Del resto tali fattori stanno diventando letali anche per altre specie, come la Farnia ed il Frassino meridionale che, capaci di colonizzare suoli più umidi e pedologicamente evoluti, da secoli andavano sostituendosi ai pini nelle zone di bassura e nelle fasce occidentali del bosco, cosa che anche gli autori classici avevano descritto.

In questa serie di osservazioni inserisco anche quella relativa al parallelo che, opportunamente ma direi erroneamente, il Prof. Baronio fa col Bosco Nordio, presso Chioggia: la verità è che dopo l'impoverimento e la distruzione di fasce di lecceta spontanea o seminaturale, in tempi recenti si  è provveduto all'impianto su antichi cordoni dunosi di pinete di Pino domestico e marittimo, pinete che gradualmente sono state sconfitte e sostituite dalla spontanea ripresa di sviluppo della foresta di Leccio: contrastare questo processo è risultato impossibile, in ogni caso controproducente, e quanto meno inopportuno, perché oggi la Riserva Naturale di Bosco Nordio e gli altri cordoni boscosi limitrofi risultano avviati verso strutture più naturali, stabili e resistenti.

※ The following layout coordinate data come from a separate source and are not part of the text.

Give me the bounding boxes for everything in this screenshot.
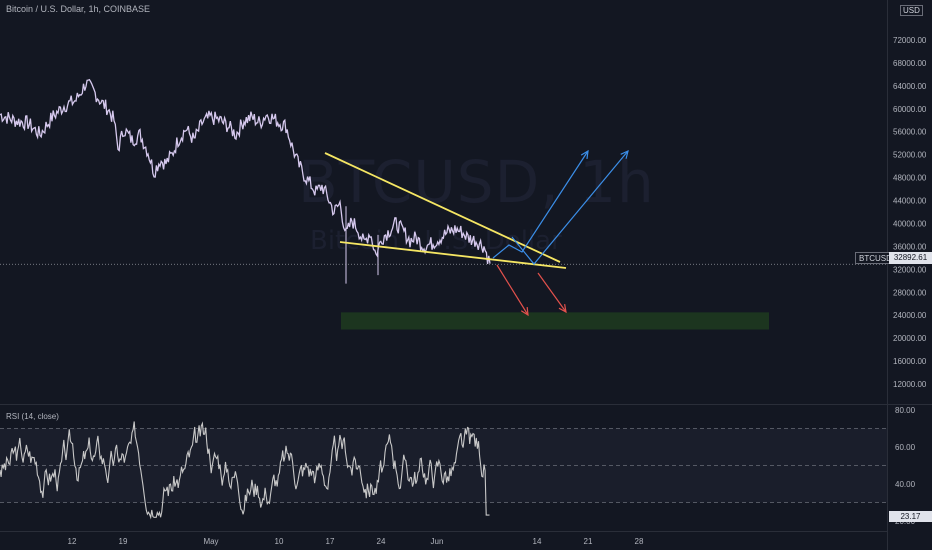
- price-tick-label: 16000.00: [893, 357, 927, 366]
- bearish-projection-arrow: [496, 264, 529, 316]
- last-price-label: 32892.61: [889, 252, 932, 264]
- price-tick-label: 64000.00: [893, 82, 927, 91]
- time-tick-label: 14: [533, 537, 542, 546]
- time-tick-label: 28: [635, 537, 644, 546]
- price-tick-label: 48000.00: [893, 174, 927, 183]
- rsi-series-line: [0, 421, 490, 520]
- price-tick-label: 44000.00: [893, 197, 927, 206]
- chart-title: Bitcoin / U.S. Dollar, 1h, COINBASE: [6, 4, 151, 14]
- bearish-projection-arrow: [537, 272, 567, 313]
- price-tick-label: 40000.00: [893, 219, 927, 228]
- rsi-indicator-title[interactable]: RSI (14, close): [6, 412, 59, 421]
- time-tick-label: May: [203, 537, 218, 546]
- time-tick-label: 17: [326, 537, 335, 546]
- price-tick-label: 36000.00: [893, 242, 927, 251]
- rsi-tick-label: 80.00: [895, 406, 916, 415]
- rsi-tick-label: 40.00: [895, 480, 916, 489]
- rsi-value-label: 23.17: [889, 511, 932, 522]
- price-tick-label: 12000.00: [893, 380, 927, 389]
- bullish-projection-arrow: [511, 150, 629, 265]
- price-tick-label: 52000.00: [893, 151, 927, 160]
- price-tick-label: 60000.00: [893, 105, 927, 114]
- bullish-projection-arrow: [492, 150, 589, 259]
- price-tick-label: 28000.00: [893, 288, 927, 297]
- time-tick-label: 21: [584, 537, 593, 546]
- time-tick-label: 24: [377, 537, 386, 546]
- price-tick-label: 56000.00: [893, 128, 927, 137]
- price-tick-label: 24000.00: [893, 311, 927, 320]
- bearish-projection-arrow-head: [558, 304, 567, 314]
- price-series-line: [0, 78, 491, 264]
- wedge-upper-trendline: [324, 152, 561, 263]
- time-tick-label: 10: [275, 537, 284, 546]
- price-tick-label: 68000.00: [893, 59, 927, 68]
- wedge-lower-trendline: [339, 241, 567, 269]
- symbol-watermark: BTCUSD, 1h: [298, 148, 655, 216]
- bullish-projection-arrow-head: [580, 149, 589, 160]
- rsi-tick-label: 60.00: [895, 443, 916, 452]
- currency-selector[interactable]: USD: [900, 5, 923, 16]
- time-tick-label: 19: [119, 537, 128, 546]
- price-tick-label: 72000.00: [893, 36, 927, 45]
- time-tick-label: 12: [68, 537, 77, 546]
- price-tick-label: 20000.00: [893, 334, 927, 343]
- time-tick-label: Jun: [431, 537, 444, 546]
- price-tick-label: 32000.00: [893, 265, 927, 274]
- support-zone: [341, 312, 769, 330]
- bullish-projection-arrow-head: [620, 149, 629, 159]
- bearish-projection-arrow-head: [520, 306, 529, 317]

Il processo, talora inizialmente promosso da appositi rimboschimenti, è in atto anche negli altri boschi termofili altoadriatici, come la pineta di Volano, le dune fossili di Mesola, Bosco Mesola, ed anche nelle pinete costiere ferraresi e ravennati.

Anche da ciò potrebbe essere tratta una conclusione di 'morale gestionale' per le pinete ravennati, morale che non rigetta del tutto le indicazioni del Prof. Baronio ma le accoglie come uno degli obiettivi che, in una diversa scala di priorità, deve coesistere con quelli di conservazione naturale, di mantenimento della struttura boscata, di diversificato e compatibile godimento sociale di una parte degli ambienti naturali, di stabilità biologica e bassi costi gestionali, ed anche di risposta e adattamento ai nuovi o accelerati fattori di criticità. Facile poi vedere la soluzione di questa diatriba nelle ampie possibilità che si offrono di impiantare nuove fasce di pineta nei terreni più occidentali della costa, su suoli meno malati di subsidenza ed ora dedicati ad una agricoltura di difficile quadratura economica o addirittura contributo-dipendente.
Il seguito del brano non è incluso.